Menyadari tentang masalah kekinian yang berkembang di tengah dunia globalisasi, menghadirkan gaya hidup modern dimana manusia mengalami dinamikanya dalam pencaharian dan identifikasi dirinya serta tantangan penyesuaian di tengah masih adanya ikatan subkultur.
Bagaimana Nilai Budaya Buddhis menghadapi fenomena kehidupan yang cepat berubah ini dimana nilai-nilai lama banyak yang telah ditanggalkan dan nilai-nilai baru selalu dalam pencaharian? Nilai-nilai Buddhis yang tetap menjadi mutiara kehidupan, seperti: kesahajaan dan kewajaran, kesucian dan kebenaran, keindahan dan kebaikan selalu akan tetap eksis. Nilai-nilai keutamaan yang menawan itu bagaikan keindahan dalam seni, baik seni suara, sastra dan gerak, maupun seni rupa yang merupakan perwujudan harmonisasi dari pikiran, ucapan dan tindakan.
Ekonomi dan Ekologi
Dunia Ekonomi selalu menjadi masalah umat manusia, baik individu, keluarga, bangsa, maupun dunia, karena setiap manusia perlu memenuhi kebutuhan hidupnya. Masalah Ekonomi dan Ekologi (bab 15) memperoleh bahasannya melalui prinsip-prinsip ekonomi perihal rumah tangga kehidupan, persaingan bebas, keserakahan dan kearifan, efisiensi dan penghematan, biaya dan manfaat. Penulis menempatkan Ekonomi Buddhis dengan berbasis pada mata pencaharian benar (samma ajiva), jalan tengah, serta aktualisasi nilai buddhis.
Dalam aktivitas Bisnis dibahas juga mengenai etika bisnis, perihal utang dan bunga, praktik monopoli, praktik spekulasi, pertanggungan risiko. Ekonomi menghasilkan kekayaan, dan untuk itu diulas mengenai posisi dan fungsi serta penggunaan kekayaan, maupun kriteria kaya miskin, serta kebahagiaan.
Tindakan ekonomi yang terangkum dalam kata samma-ajiva ini mengarahkan untuk menumbuhkan penghidupan benar, dimana manusia dalam memenuhi kebutuhan ekonomisnya juga tidak terpisahkan dengan alam dan lingkungannya.

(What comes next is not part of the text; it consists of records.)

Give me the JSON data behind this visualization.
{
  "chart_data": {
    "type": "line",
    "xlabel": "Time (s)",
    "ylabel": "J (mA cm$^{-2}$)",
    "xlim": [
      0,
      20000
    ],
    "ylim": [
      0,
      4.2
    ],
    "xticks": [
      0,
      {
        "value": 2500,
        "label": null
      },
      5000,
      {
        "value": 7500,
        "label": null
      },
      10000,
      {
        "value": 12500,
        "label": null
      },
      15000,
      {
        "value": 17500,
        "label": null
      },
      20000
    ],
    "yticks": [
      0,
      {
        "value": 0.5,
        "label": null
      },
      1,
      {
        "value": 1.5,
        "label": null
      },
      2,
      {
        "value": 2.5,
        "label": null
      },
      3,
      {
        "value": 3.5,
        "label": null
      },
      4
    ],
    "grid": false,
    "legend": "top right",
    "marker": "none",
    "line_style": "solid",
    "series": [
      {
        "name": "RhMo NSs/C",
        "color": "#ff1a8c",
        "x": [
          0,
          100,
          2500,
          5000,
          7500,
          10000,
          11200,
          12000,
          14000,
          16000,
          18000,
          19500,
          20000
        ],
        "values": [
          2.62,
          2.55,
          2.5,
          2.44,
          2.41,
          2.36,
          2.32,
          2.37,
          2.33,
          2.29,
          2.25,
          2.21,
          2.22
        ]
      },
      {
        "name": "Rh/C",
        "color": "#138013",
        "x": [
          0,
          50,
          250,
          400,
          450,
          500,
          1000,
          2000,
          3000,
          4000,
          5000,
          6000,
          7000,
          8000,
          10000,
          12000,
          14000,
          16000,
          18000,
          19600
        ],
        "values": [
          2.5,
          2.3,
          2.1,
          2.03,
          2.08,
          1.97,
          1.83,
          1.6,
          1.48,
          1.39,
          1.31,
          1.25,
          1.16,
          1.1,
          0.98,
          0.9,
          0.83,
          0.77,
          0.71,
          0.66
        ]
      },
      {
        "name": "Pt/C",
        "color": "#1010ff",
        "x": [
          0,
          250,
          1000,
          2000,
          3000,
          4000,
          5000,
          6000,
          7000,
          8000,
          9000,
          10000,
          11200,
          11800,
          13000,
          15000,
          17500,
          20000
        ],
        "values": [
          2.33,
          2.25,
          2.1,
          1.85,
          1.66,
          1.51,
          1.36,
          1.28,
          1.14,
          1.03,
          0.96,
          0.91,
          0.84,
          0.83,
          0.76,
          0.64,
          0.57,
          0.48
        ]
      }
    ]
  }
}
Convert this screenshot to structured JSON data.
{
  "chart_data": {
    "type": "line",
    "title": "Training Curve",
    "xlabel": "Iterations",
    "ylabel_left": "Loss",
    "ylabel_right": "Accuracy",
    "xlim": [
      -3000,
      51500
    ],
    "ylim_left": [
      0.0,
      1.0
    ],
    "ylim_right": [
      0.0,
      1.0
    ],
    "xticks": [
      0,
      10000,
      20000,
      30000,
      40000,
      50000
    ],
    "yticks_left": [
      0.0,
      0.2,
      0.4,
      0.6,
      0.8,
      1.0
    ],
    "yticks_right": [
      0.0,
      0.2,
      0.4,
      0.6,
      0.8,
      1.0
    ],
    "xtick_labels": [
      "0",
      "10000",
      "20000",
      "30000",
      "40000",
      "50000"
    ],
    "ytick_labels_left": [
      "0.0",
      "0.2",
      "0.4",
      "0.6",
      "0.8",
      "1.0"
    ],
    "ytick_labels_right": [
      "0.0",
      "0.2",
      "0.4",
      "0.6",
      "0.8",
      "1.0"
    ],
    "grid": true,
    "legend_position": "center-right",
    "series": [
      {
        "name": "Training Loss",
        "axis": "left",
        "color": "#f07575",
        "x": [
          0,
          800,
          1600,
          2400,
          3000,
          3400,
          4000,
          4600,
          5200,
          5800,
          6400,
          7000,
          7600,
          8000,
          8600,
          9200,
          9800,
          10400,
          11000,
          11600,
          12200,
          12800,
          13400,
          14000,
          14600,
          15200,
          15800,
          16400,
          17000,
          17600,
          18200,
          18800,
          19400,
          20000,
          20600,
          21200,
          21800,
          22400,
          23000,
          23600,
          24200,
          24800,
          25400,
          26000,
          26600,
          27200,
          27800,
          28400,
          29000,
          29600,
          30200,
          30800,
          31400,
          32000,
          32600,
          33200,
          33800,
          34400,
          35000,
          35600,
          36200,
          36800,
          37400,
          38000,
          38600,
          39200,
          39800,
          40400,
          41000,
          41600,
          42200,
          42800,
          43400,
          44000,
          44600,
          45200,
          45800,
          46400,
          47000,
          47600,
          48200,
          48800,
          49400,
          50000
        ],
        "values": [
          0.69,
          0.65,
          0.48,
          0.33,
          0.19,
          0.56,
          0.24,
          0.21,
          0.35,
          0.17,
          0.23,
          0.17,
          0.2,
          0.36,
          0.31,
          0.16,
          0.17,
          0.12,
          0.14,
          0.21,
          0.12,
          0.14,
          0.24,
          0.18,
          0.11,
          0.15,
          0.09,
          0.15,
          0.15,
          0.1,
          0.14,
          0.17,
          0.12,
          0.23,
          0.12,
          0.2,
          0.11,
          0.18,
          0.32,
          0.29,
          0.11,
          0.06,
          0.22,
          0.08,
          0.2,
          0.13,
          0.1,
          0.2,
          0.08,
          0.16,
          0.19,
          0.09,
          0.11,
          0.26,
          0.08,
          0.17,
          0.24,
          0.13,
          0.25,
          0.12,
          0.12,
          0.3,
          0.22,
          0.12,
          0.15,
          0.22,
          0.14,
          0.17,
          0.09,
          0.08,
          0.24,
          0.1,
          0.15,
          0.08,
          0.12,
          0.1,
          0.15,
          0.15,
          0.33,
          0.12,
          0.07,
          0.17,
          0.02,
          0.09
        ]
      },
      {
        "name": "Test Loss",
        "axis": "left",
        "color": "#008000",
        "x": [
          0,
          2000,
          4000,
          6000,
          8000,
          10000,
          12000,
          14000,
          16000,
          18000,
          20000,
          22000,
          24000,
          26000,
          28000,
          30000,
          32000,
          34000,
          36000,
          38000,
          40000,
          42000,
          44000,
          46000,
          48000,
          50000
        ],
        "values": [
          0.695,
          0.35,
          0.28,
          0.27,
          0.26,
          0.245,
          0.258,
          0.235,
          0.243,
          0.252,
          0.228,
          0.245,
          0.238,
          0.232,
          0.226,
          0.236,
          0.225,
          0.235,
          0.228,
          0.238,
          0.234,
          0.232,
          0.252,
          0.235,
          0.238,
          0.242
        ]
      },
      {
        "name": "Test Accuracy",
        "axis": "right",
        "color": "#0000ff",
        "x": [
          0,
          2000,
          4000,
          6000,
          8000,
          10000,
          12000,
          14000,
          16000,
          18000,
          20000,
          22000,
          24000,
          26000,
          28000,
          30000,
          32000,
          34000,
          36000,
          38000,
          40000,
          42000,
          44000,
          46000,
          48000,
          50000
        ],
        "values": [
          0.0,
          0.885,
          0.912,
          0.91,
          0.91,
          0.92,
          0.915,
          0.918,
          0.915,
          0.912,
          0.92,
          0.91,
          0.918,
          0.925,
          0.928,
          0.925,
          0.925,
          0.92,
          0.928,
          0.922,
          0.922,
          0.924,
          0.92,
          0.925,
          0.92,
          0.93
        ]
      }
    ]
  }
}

Aktivitas ekonomi bisa juga ditempatkan sebagai alat melakukan kebajikan, dan karenanya relevan untuk mengaitkannya dengan masalah ekologi, lingkungan alam. Baik ekonomi dan ekologi memiliki akar yang sama yaitu oikos, rumah tangga. Rumah tangga kehidupan dalam rangka memenuhi kebutuhan dan berkaitan dengan lingkungan alam.
Penting menumbuhkan wawasan ekologis bahwa manusia merupakan bagian dari kesatuan ekosistem agar keserakahan dalam tindakan ekonomi, serta keakuan sebagai tuan atas alam menjadi menjauh. Topik ekonomi dan ekologi memang saling berkelindan, penting disajikan bersama agar mampu menciptakan surga sukhavati di bumi, kehidupan yang serasi dengan alam dan penduduknya sejahtera.
Etos Kerja dan Tanggung Jawab Sosial-Kemanusiaan
Mahasiswa sebagai sumber daya manusia yang mumpuni dan yang sedang mempersiapkan karier dan profesinya perlu juga dibekali pengetahuan dan pemahaman mengenai Etos Kerja (bab 16). Dijelaskan mengenai filosofi kerja, makna, dan fungsi kerja serta mentalitas kerja dengan cirinya kerja yang benar, memiliki tekad dan kewaspadaan. Selain itu juga siaga berintrospeksi, membuka kedua belah mata, dan tidak mengabaikan hal kecil, selalu menghargai waktu.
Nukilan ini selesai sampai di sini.